Walls crumble before this cross. Armies fall back as dead men. Darkness flies away. In Baptism, the haughty are changed into the humble, the crooked and tortuous are purified, and the blame-filled and the oppressed are shown mercy.

 We may delight in playing the victim day in and day out especially in front of God, but that is our sin creeping out again. The only hope and comfort found in this world is the Victim of God that takes away the sin of the world. Sin, both Actual and Original, is what separates us from God and from our neighbor and is the cause of every single one of our troubles today.

 God alone offers forgiveness of sins only in the Gospel, the good news that we are freed from debt; freed from the guilt, punishment, and the power of sin. Because Christ kept the Law and suffered and died beneath our sin, we are saved eternally.
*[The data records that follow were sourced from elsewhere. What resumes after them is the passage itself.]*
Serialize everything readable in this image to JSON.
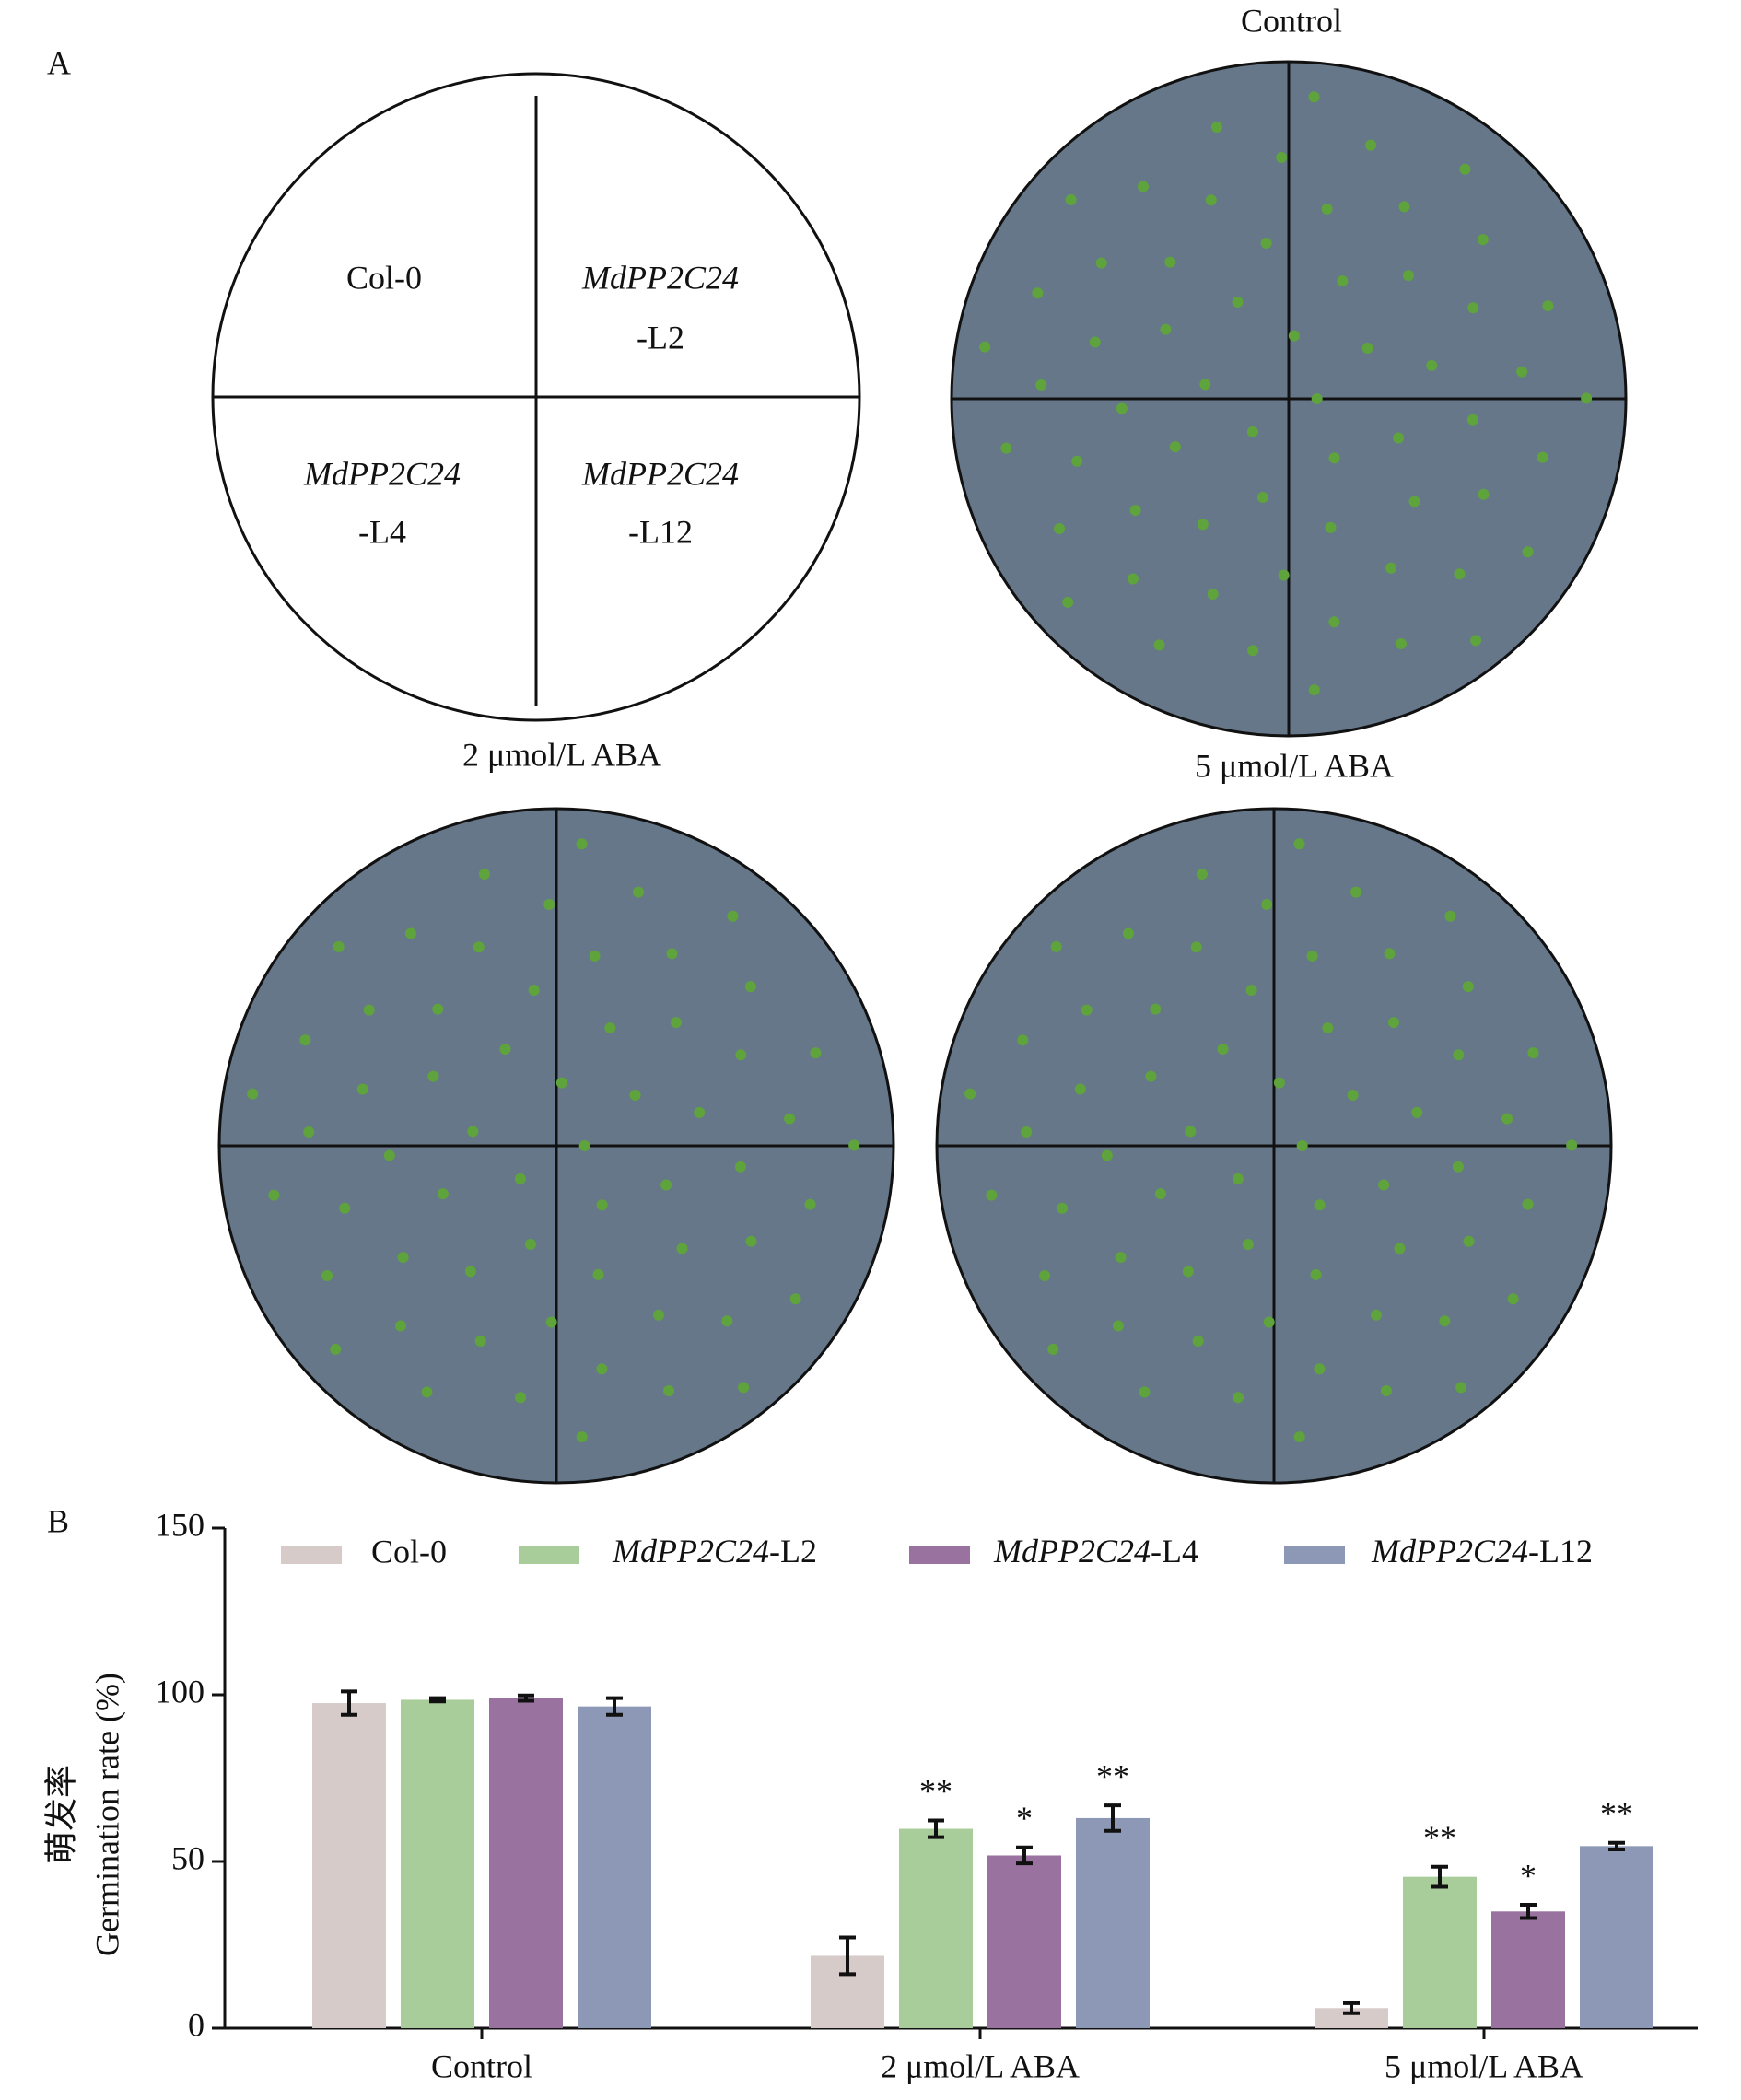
{
  "panel_a": {
    "label": "A",
    "diagram": {
      "quadrants": [
        [
          "Col-0"
        ],
        [
          "MdPP2C24",
          "-L2"
        ],
        [
          "MdPP2C24",
          "-L4"
        ],
        [
          "MdPP2C24",
          "-L12"
        ]
      ]
    },
    "photos": [
      {
        "title": "Control"
      },
      {
        "title": "2 μmol/L ABA"
      },
      {
        "title": "5 μmol/L ABA"
      }
    ]
  },
  "panel_b": {
    "label": "B"
  },
  "chart_data": {
    "type": "bar",
    "y_label": [
      "萌发率",
      "Germination rate (%)"
    ],
    "categories": [
      "Control",
      "2 μmol/L ABA",
      "5 μmol/L ABA"
    ],
    "series": [
      {
        "name": "Col-0",
        "color": "#d6cbc9",
        "values": [
          97.5,
          21.7,
          6
        ],
        "errors": [
          3.5,
          5.5,
          1.5
        ],
        "significance": [
          null,
          null,
          null
        ]
      },
      {
        "name": "MdPP2C24-L2",
        "color": "#a9cd9a",
        "values": [
          98.5,
          59.8,
          45.4
        ],
        "errors": [
          0.5,
          2.5,
          3
        ],
        "significance": [
          null,
          "**",
          "**"
        ]
      },
      {
        "name": "MdPP2C24-L4",
        "color": "#9a72a0",
        "values": [
          99,
          51.8,
          35
        ],
        "errors": [
          0.8,
          2.4,
          2
        ],
        "significance": [
          null,
          "*",
          "*"
        ]
      },
      {
        "name": "MdPP2C24-L12",
        "color": "#8c98b5",
        "values": [
          96.5,
          63,
          54.6
        ],
        "errors": [
          2.5,
          3.8,
          1
        ],
        "significance": [
          null,
          "**",
          "**"
        ]
      }
    ],
    "ylim": [
      0,
      150
    ],
    "yticks": [
      0,
      50,
      100,
      150
    ]
  }
}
 “Christ is the end of the law for righteousness to everyone who believes.” (Rom. 10:4)

“Christ redeemed us from the curse of the law by becoming a curse for us—for it is written, ‘Cursed is everyone who is hanged on a tree’” (Gal. 3:13)

“He has delivered us from the domain of darkness and transferred us to the kingdom of his beloved Son, in whom we have redemption, the forgiveness of sins.” (Col. 1:13-14)

 We worship a victim God. We run to and cling to the Paschal Victim, the Easter Victim. We offer thankful praises to the Lamb that paid the ransom for sheep gone astray. Christ, Who alone is sinless, has reconciled sinners, debtors to the Father. In the contention between guilt and innocence, death and life, the Prince of Life Who died, reigns immortal.